Partiamo però da un dato di fatto, che forse a molti non è chiaro: ciascuno di noi quando fa un'asserzione, manifesta una "propria" verità. "Quella cosa è brutta!", "quel tizio canta male!", "Caio non sa niente!", ecc., rivelano un convincimento assoluto, poco incline a essere messo in discussione. Solo una persona a cui viene attribuita una conoscenza superiore può creare dubbi su di sè, ma raramente ben accetti, perché vanno a incrinare l'ego, e questo può creare grossi problemi di sicurezza psicologica, che possono portare a conseguenze anche molto gravi. L'ego è il detentore della nostra verità. Il fatto stesso che parlare di verità metta in imbarazzo quasi tutti, è il segno che c'è qualcosa in noi che non vuole confrontarsi con questo argomento, che può mettere in discussione le nostre convinzioni. Per l'appunto, convinzioni.

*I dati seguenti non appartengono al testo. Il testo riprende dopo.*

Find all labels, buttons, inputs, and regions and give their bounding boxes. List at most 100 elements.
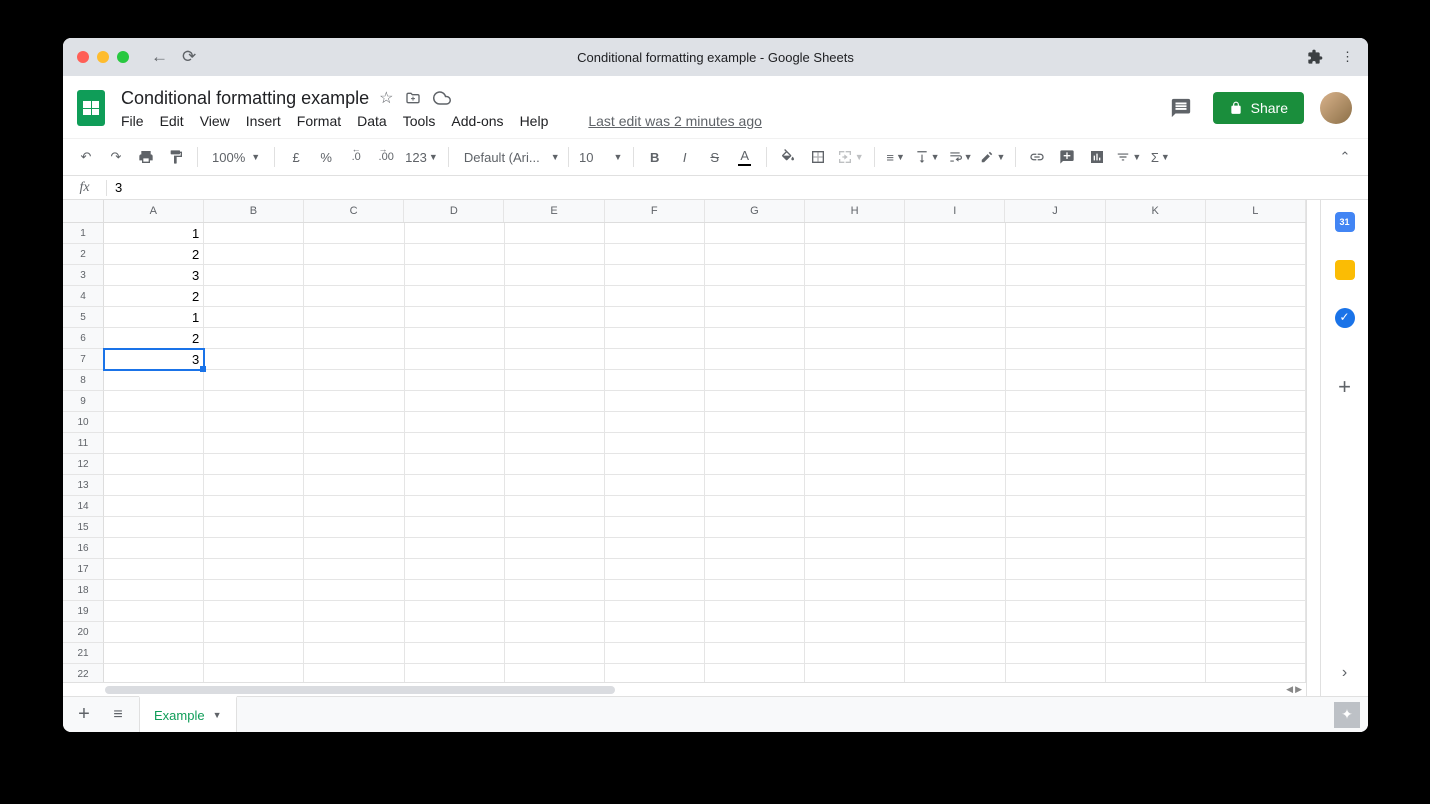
sheets-logo-icon[interactable] <box>73 84 109 132</box>
cell[interactable] <box>1206 244 1306 265</box>
cell[interactable] <box>405 538 505 559</box>
browser-back-button[interactable]: ← <box>151 47 168 67</box>
font-size-select[interactable]: 10▼ <box>577 144 625 170</box>
column-header-i[interactable]: I <box>905 200 1005 222</box>
cell[interactable] <box>1106 664 1206 682</box>
cell[interactable] <box>1206 475 1306 496</box>
cell[interactable] <box>304 496 404 517</box>
cell[interactable] <box>905 223 1005 244</box>
cell[interactable] <box>1206 538 1306 559</box>
cell[interactable] <box>1106 349 1206 370</box>
cell[interactable] <box>705 454 805 475</box>
cell[interactable] <box>304 475 404 496</box>
calendar-icon[interactable] <box>1335 212 1355 232</box>
cell[interactable] <box>805 580 905 601</box>
cell[interactable] <box>204 664 304 682</box>
cell[interactable] <box>104 496 204 517</box>
redo-button[interactable]: ↷ <box>103 144 129 170</box>
cell[interactable] <box>605 307 705 328</box>
cell[interactable] <box>1006 223 1106 244</box>
cell[interactable] <box>505 433 605 454</box>
cell[interactable] <box>605 475 705 496</box>
row-header[interactable]: 17 <box>63 559 104 580</box>
cell[interactable] <box>605 244 705 265</box>
cell[interactable] <box>605 349 705 370</box>
cloud-status-icon[interactable] <box>433 91 451 105</box>
sheet-tab-menu-icon[interactable]: ▼ <box>213 710 222 720</box>
row-header[interactable]: 19 <box>63 601 104 622</box>
cell[interactable] <box>1006 349 1106 370</box>
collapse-toolbar-button[interactable]: ⌃ <box>1332 144 1358 170</box>
cell[interactable] <box>705 601 805 622</box>
cell[interactable] <box>605 643 705 664</box>
cell[interactable] <box>1206 286 1306 307</box>
cell[interactable] <box>1006 664 1106 682</box>
cell[interactable] <box>204 517 304 538</box>
insert-link-button[interactable] <box>1024 144 1050 170</box>
cell[interactable] <box>905 244 1005 265</box>
percent-button[interactable]: % <box>313 144 339 170</box>
cell[interactable] <box>1106 328 1206 349</box>
text-wrap-button[interactable]: ▼ <box>946 144 975 170</box>
cell[interactable] <box>304 286 404 307</box>
cell[interactable] <box>805 433 905 454</box>
cell[interactable] <box>204 496 304 517</box>
cell[interactable] <box>1006 265 1106 286</box>
row-header[interactable]: 13 <box>63 475 104 496</box>
cell[interactable] <box>405 349 505 370</box>
cell[interactable] <box>905 349 1005 370</box>
vertical-scrollbar[interactable] <box>1306 200 1320 696</box>
cell[interactable] <box>304 664 404 682</box>
cell[interactable] <box>1106 622 1206 643</box>
window-close-button[interactable] <box>77 51 89 63</box>
cell[interactable] <box>605 580 705 601</box>
share-button[interactable]: Share <box>1213 92 1304 124</box>
cell[interactable] <box>605 286 705 307</box>
cell[interactable] <box>204 286 304 307</box>
window-minimize-button[interactable] <box>97 51 109 63</box>
row-header[interactable]: 7 <box>63 349 104 370</box>
cell[interactable] <box>304 349 404 370</box>
cell[interactable] <box>705 643 805 664</box>
cell[interactable] <box>1206 307 1306 328</box>
cell[interactable] <box>505 307 605 328</box>
cell[interactable] <box>905 328 1005 349</box>
cell[interactable] <box>104 454 204 475</box>
cell[interactable] <box>405 517 505 538</box>
cell[interactable]: 3 <box>104 349 204 370</box>
cell[interactable] <box>405 601 505 622</box>
sheet-tab-example[interactable]: Example ▼ <box>139 696 237 732</box>
cell[interactable] <box>905 496 1005 517</box>
cell[interactable] <box>905 601 1005 622</box>
select-all-corner[interactable] <box>63 200 104 222</box>
cell[interactable] <box>1206 433 1306 454</box>
cell[interactable] <box>1006 538 1106 559</box>
cell[interactable] <box>905 580 1005 601</box>
zoom-select[interactable]: 100%▼ <box>206 150 266 165</box>
cell[interactable] <box>1206 517 1306 538</box>
extensions-icon[interactable] <box>1307 49 1323 65</box>
menu-addons[interactable]: Add-ons <box>451 113 503 129</box>
hide-side-panel-button[interactable]: › <box>1342 664 1347 682</box>
cell[interactable] <box>505 643 605 664</box>
cell[interactable]: 2 <box>104 286 204 307</box>
number-format-button[interactable]: 123▼ <box>403 144 440 170</box>
menu-view[interactable]: View <box>200 113 230 129</box>
cell[interactable] <box>1206 412 1306 433</box>
cell[interactable] <box>405 412 505 433</box>
row-header[interactable]: 4 <box>63 286 104 307</box>
cell[interactable] <box>905 412 1005 433</box>
print-button[interactable] <box>133 144 159 170</box>
cell[interactable] <box>304 538 404 559</box>
cell[interactable] <box>204 433 304 454</box>
cell[interactable] <box>805 475 905 496</box>
cell[interactable] <box>505 454 605 475</box>
cell[interactable] <box>805 601 905 622</box>
cell[interactable] <box>405 307 505 328</box>
row-header[interactable]: 10 <box>63 412 104 433</box>
cell[interactable] <box>204 265 304 286</box>
cell[interactable] <box>805 370 905 391</box>
cell[interactable] <box>1106 412 1206 433</box>
cell[interactable] <box>805 328 905 349</box>
cell[interactable] <box>1006 517 1106 538</box>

Essere convinti di una cosa non è "saperla", ma solo aver deciso che è così. Allora in questo senso le frasi citate in premessa prendono forza; se tu sei convinto di una certa cosa, ma non hai seri argomenti di sostegno, ecco che diventa una "verità in tasca", una presunzione e una certezza a priori. Nel campo dell'arte, tutto ciò risulta ancor più instabile, perché si entra in un campo dove le certezze sono molto più labili, non basandosi su attività umane indispensabili e basate su molti dati oggettivi. Il cervello umano funziona per definizioni. Ha la necessità di catalogare in base a etichette, che ripone nei propri archivi. Laddove manca la definizione o dove è molto generica, egli vacilla, non sapendo a cosa aggrapparsi. Non solo è difficile definire l'arte e le varie arti, ma è controproducente, perché la loro è un'essenza "fluida" che sfugge alla staticità e certezza della definizione. Questo d'altro canto, è l'arma buona per far passare qualunque cosa per arte, non essendoci una definizione che ne limiti l'area di pertinenza. Il problema di fondo è che tutto ciò rientra in quel campo della conoscenza superiore e della verità oggettiva che ci spaventa e ci fa allontanare come da un pericolo. E in effetti si entra in un universo dove tutte le nostre certezze vacillano, quindi si deve essere pronti a rinunciare al nostro ego, che del resto è l'unica strada per conquistare un'arte, è l'unico modo per potersi confrontare con la nostra coscienza e poter realmente intravedere e conquistare una verità oggettiva e compiutamente un'arte.